Toronto Star

In the end, it’s just hair and it’s growing on me

- Catherine Mulroney The Minivan Years

I have no one to blame but myself for the fact my daughter’s hair is now a shocking shade of pink.

I sanctioned the idea.

I even paid for the dye. The only thing I didn’t do was remain in the house for the actual applicatio­n. Instead, I went off to my book club for a few hours of adult conversati­on, leaving the dye in Molly’s hands, with her father as her assistant. By the time I returned home, a few random streaks had somehow taken on a life of its own, leaving Molly with what looked like a pink lace mantilla atop her very dark hair. Recall Anne of Green Gable’s attempts to dye her red hair and you’ll begin to imagine the transforma­tion.

Molly’s desire to pink up came as the gorgeous dark purple streaks for which she’d plunked down significan­t babysittin­g earnings at the end of the summer were beginning to fade to red. She was ready for an update. The first- time around had been so satisfying. The woman who streaked Molly’s hair was young, hip, and tattooed and pierced in multiple places, and she gave Molly a cautionary talk about the down side of exotic body adornment. It was worth whatever the streaks cost as Molly emerged from the salon with a much more cautious approach to life, or at least to getting her eyebrow pierced. You get what you pay for, though. This time around, the streaks applied at home looked, well, different.

In the discussion that ensued from the new look, I consoled myself that, at any given time, there are countless families stressing out about children’s hair.

Just think back to your eldest child’s first haircut. The sentimenta­lists among you will likely have that cherished lock tenderly stored away in a baby book or maybe in a pewter trinket box. There are probably also photos. Then think about your second child’s first haircut. The details may be hazy, and so might the photograph­ic record. Why?

Children who aren’t the firstborn often receive their haircuts not from the barber or even from mom or dad, but from a brother or sister motivated by anything from a desire to test out new scissors to a healthy dose of rivalry, brought on by the fuss over baby’s first curl. A variation, of course, is the self- administer­ed haircut. Any time you see a child with tooshort bangs you can bet he or she has taken a pair of scissors in hand and ended up with a hatchet job that has required a profession­al to fix.

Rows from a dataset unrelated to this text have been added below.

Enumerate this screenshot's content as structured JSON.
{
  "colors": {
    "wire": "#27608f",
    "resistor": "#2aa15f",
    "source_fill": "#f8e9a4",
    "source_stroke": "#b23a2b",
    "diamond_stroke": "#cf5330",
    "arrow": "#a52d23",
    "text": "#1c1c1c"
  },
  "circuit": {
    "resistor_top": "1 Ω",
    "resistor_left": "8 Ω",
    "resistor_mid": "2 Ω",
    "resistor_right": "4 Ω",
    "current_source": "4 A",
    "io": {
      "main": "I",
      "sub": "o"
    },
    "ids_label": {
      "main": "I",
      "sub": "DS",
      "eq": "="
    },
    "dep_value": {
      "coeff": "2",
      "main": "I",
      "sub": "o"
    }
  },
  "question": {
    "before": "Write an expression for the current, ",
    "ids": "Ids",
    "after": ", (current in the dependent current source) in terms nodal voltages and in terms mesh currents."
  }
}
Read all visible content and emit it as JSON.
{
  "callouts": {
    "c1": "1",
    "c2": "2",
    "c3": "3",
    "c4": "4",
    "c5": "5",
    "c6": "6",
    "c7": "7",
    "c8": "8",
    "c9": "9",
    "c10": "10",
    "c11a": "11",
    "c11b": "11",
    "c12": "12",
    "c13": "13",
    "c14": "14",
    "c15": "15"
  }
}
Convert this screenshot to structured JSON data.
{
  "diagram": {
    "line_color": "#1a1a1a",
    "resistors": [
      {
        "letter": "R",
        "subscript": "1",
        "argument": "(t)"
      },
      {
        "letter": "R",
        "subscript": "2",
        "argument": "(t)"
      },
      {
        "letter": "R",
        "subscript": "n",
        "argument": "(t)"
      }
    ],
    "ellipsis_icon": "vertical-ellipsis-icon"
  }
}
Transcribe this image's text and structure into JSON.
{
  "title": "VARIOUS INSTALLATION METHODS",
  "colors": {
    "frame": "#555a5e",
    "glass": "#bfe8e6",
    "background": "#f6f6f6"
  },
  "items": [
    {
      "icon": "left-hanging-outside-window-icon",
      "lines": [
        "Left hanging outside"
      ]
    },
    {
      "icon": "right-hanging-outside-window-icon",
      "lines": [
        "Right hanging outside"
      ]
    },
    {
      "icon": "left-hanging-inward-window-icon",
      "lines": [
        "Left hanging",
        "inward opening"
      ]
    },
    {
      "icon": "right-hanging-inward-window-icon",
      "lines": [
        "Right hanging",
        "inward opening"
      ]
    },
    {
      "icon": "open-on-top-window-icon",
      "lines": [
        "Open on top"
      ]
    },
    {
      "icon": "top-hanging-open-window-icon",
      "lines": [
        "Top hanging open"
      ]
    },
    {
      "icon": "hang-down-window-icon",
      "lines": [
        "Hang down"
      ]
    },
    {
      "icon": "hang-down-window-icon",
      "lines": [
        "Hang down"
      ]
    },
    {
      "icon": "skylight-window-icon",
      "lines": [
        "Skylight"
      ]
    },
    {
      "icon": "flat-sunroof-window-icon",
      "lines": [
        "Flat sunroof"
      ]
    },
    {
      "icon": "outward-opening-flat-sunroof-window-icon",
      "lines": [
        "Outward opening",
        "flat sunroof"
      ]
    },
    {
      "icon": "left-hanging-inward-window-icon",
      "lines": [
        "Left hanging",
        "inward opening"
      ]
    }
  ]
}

( The one exception, of course, is the need to chop off hair because it has become entangled with gum or sticky candy or so thoroughly wrapped around a comb that it will never come free.) The first story our oldest ever brought home from kindergart­en was about how the boy from down the street took cutting and pasting to a new level, giving his glossy brown curls a healthy trim during language arts, much to his teacher’s dismay.

Shool brings with it all sorts of new hair related challenges. It might be the horror of a note that someone in your child’s class has lice, or the greater horror of a note saying your child has lice.

Lice have taken such a hold in

schools these days

most of us are familiar

with the notices that

clarify they are merely

a nuisance rather than

a health threat.

That puts them in the same camp as the tangles so many fight with at bath time, an almost unavoidabl­e hazard for children with long hair.

I would say girls with long hair, but as the mother of a son who swam against the fashion tide for years, keeping his hair long when all about him had short, bleached surfer cuts, I won’t be sexist in my assumption­s.

I also use the past tense deliberate­ly, because after close to 10 years of long hair, Jake amazed the family last week by appearing clean shaven, with his hair very short. The difference was so startling I did a double- take, especially because such a drastic change must symbolize something I haven’t figured out yet. As for Molly, as the initial shock fades away, the new look is growing on me. It’s really rather fetching. She and her father are now musing about how some blue streaks might look. My next book club meeting is in December.